By combining artificial intelligence with biodiversity-inspired science, ToxiCode seeks to establish a new model for ethical and sustainable bioprospecting. The project has the potential to accelerate drug discovery, generate high-value technologies, and strengthen collaboration between King’s and the University of Zagreb in digitally enabled pharmaceutical innovation.”

Professor Paul Long, Professor in Pharmacognosy, Institute of Pharmaceutical Science at King’s
Paul Long Zagreb

Professor Antonio Starčević, ToxiCode Principal Investigator, Faculty of Food Technology & Biotechnology at the University of Zagreb, said: "Our successful collaboration with Professor Long spans over two decades, but ToxiCode elevates this partnership to a completely new level.
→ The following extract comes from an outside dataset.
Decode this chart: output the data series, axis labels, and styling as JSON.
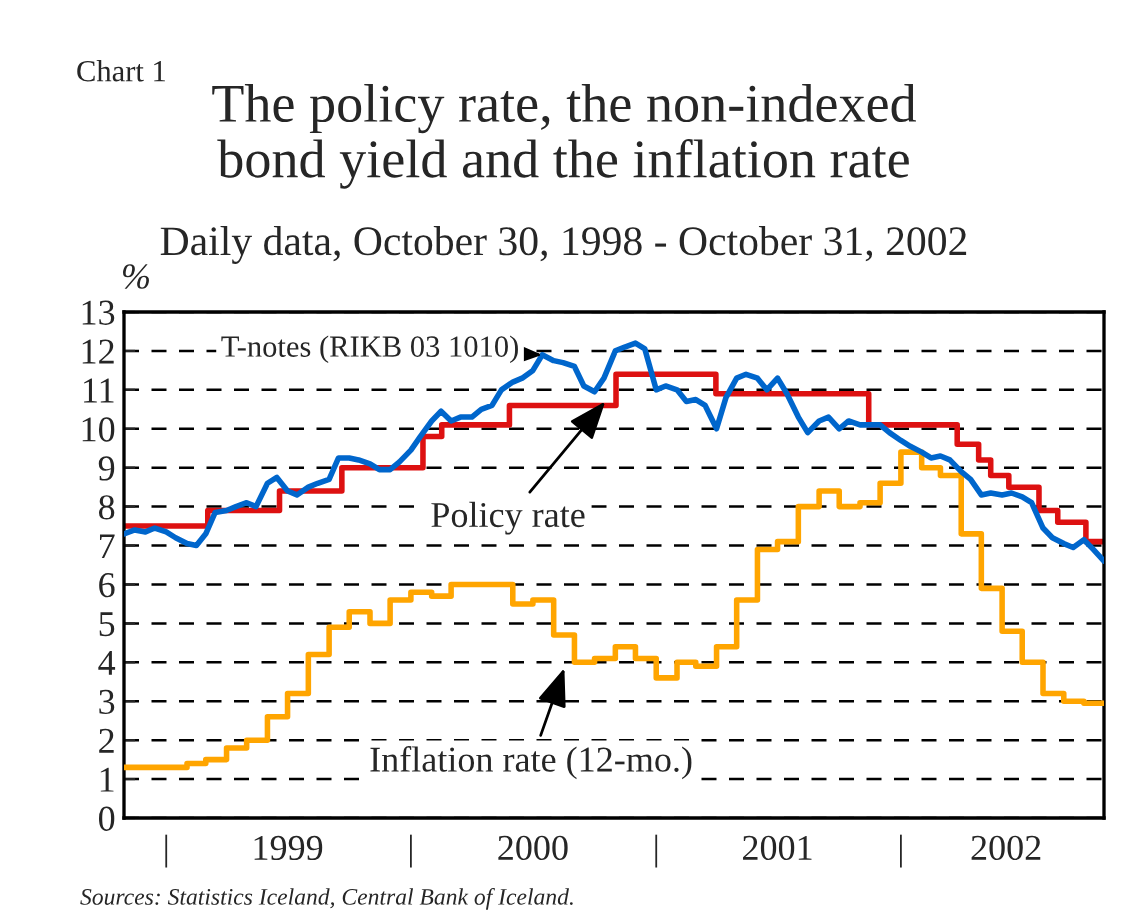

We are integrating King’s world-class biological data into our own generative AI models, followed by chemical synthesis and rigorous biological validation here in Zagreb."

We are moving from simply describing nature’s molecular diversity to actively engineering it. This project transforms our shared history into a complete 'design-build-test' platform that doesn't just find new drugs—it designs them."

Professor Antonio Starčević, ToxiCode Principal Investigator, Faculty of Food Technology & Biotechnology at the University of Zagreb

As part of the collaboration, King’s will receive a €120,000 service contract including access to the Smart Trials Hub facility. Professor Long will also lead field expeditions in the Adriatic to collect venom samples and use advanced molecular techniques to map their full biological makeup.

The partners from the University of Zagreb will then feed this detailed data into the AI models, create the AI-designed peptides, and carry out all the necessary lab tests to check their activity and safety.